One group, headed by Muhammad's close friend and advisor, Abu Bakr, became the first Caliph of the Islamic nation. The thinking was that Mohammed’s successor should be one thought capable of the task, or one who follows in the traditions taught by the religion’s founder. Thus, the Arabic meaning of “Sunni.”
On the other hand, there were those that argued that leadership should stay within the Prophet's own family, among those specifically appointed by him, or among Imams appointed by God Himself. The Shia Muslims believed that following the Prophet Muhammad's death, leadership should have passed directly to his cousin/son-in-law, Ali.
Like the aftermath of the Protestant Reformation, religious wars were fought. In the First Civil War (656-661), the third Calif, Uthman, was murdered. The group responsible for the murder, headed by Ali, came to be known as shiat Ali, Arabic for “party of Ali,” thus the term “Shiite.”
However, Sunni influence was regained in 661 with the murder of Ali. A Second Civil War (680-692) broke out upon the death of the calif Muawiyah.
Lest I get too involved in the history of Islam, suffice it to say that both the Sunnis and Shiites of today consider themselves true Muslims, agreeing on the core fundamentals of Islam - the Five Pillars - and recognize each others as Muslims, but each from their own vantage point of history. The line of Mohammed through Ali became extinct in 873 when the last Shia Imam, Muhammad al-Mahdi, who had no brothers disappeared within days of inheriting the title at the age of four.
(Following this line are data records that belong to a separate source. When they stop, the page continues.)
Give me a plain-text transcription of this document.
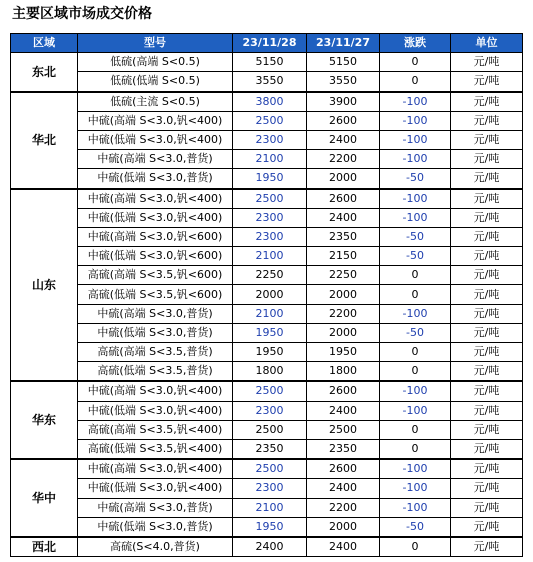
主要区域市场成交价格
区域	型号	23/11/28	23/11/27	涨跌	单位
东北	低硫(高端 S<0.5)	5150	5150	0	元/吨
	低硫(低端 S<0.5)	3550	3550	0	元/吨
华北	低硫(主流 S<0.5)	3800	3900	-100	元/吨
	中硫(高端 S<3.0,钒<400)	2500	2600	-100	元/吨
	中硫(低端 S<3.0,钒<400)	2300	2400	-100	元/吨
	中硫(高端 S<3.0,普货)	2100	2200	-100	元/吨
	中硫(低端 S<3.0,普货)	1950	2000	-50	元/吨
山东	中硫(高端 S<3.0,钒<400)	2500	2600	-100	元/吨
	中硫(低端 S<3.0,钒<400)	2300	2400	-100	元/吨
	中硫(高端 S<3.0,钒<600)	2300	2350	-50	元/吨
	中硫(低端 S<3.0,钒<600)	2100	2150	-50	元/吨
	高硫(高端 S<3.5,钒<600)	2250	2250	0	元/吨
	高硫(低端 S<3.5,钒<600)	2000	2000	0	元/吨
	中硫(高端 S<3.0,普货)	2100	2200	-100	元/吨
	中硫(低端 S<3.0,普货)	1950	2000	-50	元/吨
	高硫(高端 S<3.5,普货)	1950	1950	0	元/吨
	高硫(低端 S<3.5,普货)	1800	1800	0	元/吨
华东	中硫(高端 S<3.0,钒<400)	2500	2600	-100	元/吨
	中硫(低端 S<3.0,钒<400)	2300	2400	-100	元/吨
	高硫(高端 S<3.5,钒<400)	2500	2500	0	元/吨
	高硫(低端 S<3.5,钒<400)	2350	2350	0	元/吨
华中	中硫(高端 S<3.0,钒<400)	2500	2600	-100	元/吨
	中硫(低端 S<3.0,钒<400)	2300	2400	-100	元/吨
	中硫(高端 S<3.0,普货)	2100	2200	-100	元/吨
	中硫(低端 S<3.0,普货)	1950	2000	-50	元/吨
西北	高硫(S<4.0,普货)	2400	2400	0	元/吨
The Shias refused, however, to accept that he had died, preferring to believe that he was merely "hidden" and would return. When after several centuries this failed to happen, spiritual power passed to the ulema, a council of twelve scholars who elected a supreme Imam. The best known modern example of the Shia supreme Imam is the late Ayyatollah Khomeni whose portrait hangs in many Shia homes. Remember the hostage crisis in Iran when Carter was president? The Shia Imam has come to be imbued with Pope-like infallibility and the Shia religious hierarchy is not dissimilar in structure and religious power to that of the Catholic Church within Christianity. Sunni Islam, in contrast, more closely resembles the myriad independent churches of American Protestantism.
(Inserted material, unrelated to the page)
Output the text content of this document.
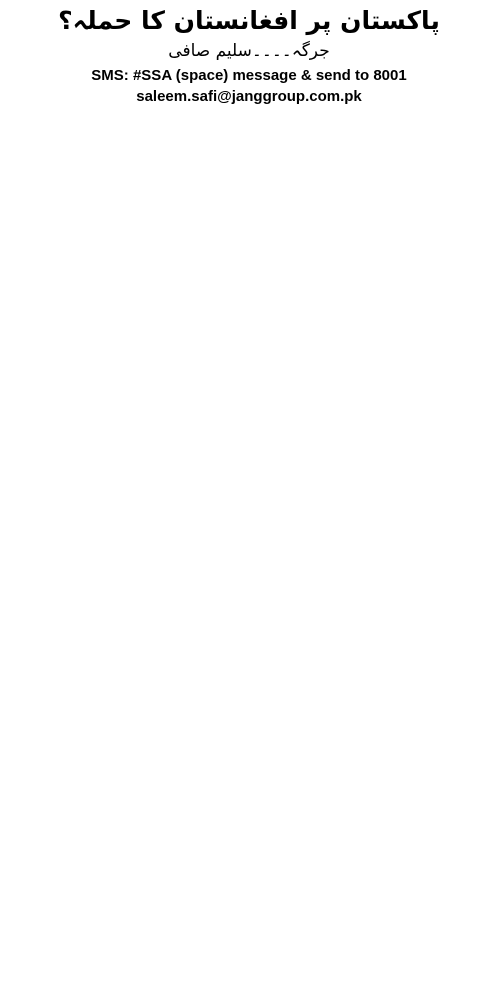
پاکستان پر افغانستان کا حملہ؟
جرگہ۔۔۔۔سلیم صافی
SMS: #SSA (space) message & send to 8001
saleem.safi@janggroup.com.pk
I was curious to find out where the Taliban in Afghanistan fit in. The Taliban is another group on the extreme “right” of Islam. They have attacked Shiites as being too moderate. On the more liberal side of Islam are the Sunnis, to which belongs Osama bin Laden. In Egypt, for example, Sunni women commonly wear a white scarf and colored dress. Contrast this with the Shia women’s black, face-covering garb, or the Taliban’s full Afghan chadri which covers the wearer's entire face except for a small region about the eyes, which is covered by a concealing net or grille. This type of covering is also common in North Western Pakistan close to the Afghan border. It is frequently referred to as “burqa.”
What Muslim women wear has caused controversy in Europe. In 2004, France was the first country to abolish the wearing of the burqa. Islamic dress that covers the face of women has also caused controversy in the United Kingdom. If a Muslim woman is accused by her father or brother of immodesty or an attempt by the woman to be freed of an arranged marriage, there have been cases of father killing daughter in what is called an “honor killing.”
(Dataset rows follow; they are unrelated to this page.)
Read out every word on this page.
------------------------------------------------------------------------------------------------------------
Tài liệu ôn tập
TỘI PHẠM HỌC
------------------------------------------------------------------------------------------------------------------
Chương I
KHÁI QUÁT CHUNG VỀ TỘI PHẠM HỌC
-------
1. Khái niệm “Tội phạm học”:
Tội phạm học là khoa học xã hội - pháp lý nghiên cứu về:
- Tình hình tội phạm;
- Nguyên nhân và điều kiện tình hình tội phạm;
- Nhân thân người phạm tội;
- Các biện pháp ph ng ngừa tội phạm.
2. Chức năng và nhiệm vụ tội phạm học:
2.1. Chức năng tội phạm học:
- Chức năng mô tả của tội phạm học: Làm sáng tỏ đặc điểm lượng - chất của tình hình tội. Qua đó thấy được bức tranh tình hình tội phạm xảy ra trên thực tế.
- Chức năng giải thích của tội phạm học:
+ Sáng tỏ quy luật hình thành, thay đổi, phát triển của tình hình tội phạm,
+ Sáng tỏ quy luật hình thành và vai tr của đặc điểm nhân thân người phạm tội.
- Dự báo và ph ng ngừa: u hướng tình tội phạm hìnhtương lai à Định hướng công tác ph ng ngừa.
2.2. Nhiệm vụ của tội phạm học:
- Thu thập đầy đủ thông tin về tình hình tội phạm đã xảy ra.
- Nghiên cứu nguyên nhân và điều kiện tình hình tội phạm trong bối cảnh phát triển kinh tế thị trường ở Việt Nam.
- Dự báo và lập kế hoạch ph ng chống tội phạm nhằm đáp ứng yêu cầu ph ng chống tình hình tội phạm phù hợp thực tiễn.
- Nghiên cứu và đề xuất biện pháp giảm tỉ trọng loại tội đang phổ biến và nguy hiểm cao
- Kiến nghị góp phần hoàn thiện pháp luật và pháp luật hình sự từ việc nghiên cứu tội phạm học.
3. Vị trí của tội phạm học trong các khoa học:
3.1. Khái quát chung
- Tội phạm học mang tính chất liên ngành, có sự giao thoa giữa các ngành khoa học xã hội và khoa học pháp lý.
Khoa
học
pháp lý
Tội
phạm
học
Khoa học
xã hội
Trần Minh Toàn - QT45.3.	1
The United Nations estimates that as many as 5,000 women are murdered in such honor killings each year for offenses like immodesty or refusing an arranged marriage. Increasingly, however, killings of Muslim women are occurring on U.S. soil. On July 6th last year, in Jonesboro, Georgia, according to police, a Pakistani named Chaudhry Rashid strangled his 25-year-old daughter with a Bungee cord in her bedroom because she wanted to end her arranged marriage.
Fortunately, there are increasing condemnations of such practices from both Sunni and Shia leaders. Many Muslims are uncomfortable about how Islam has been dragged into this, because Islam categorically does not allow people to kill their own daughters.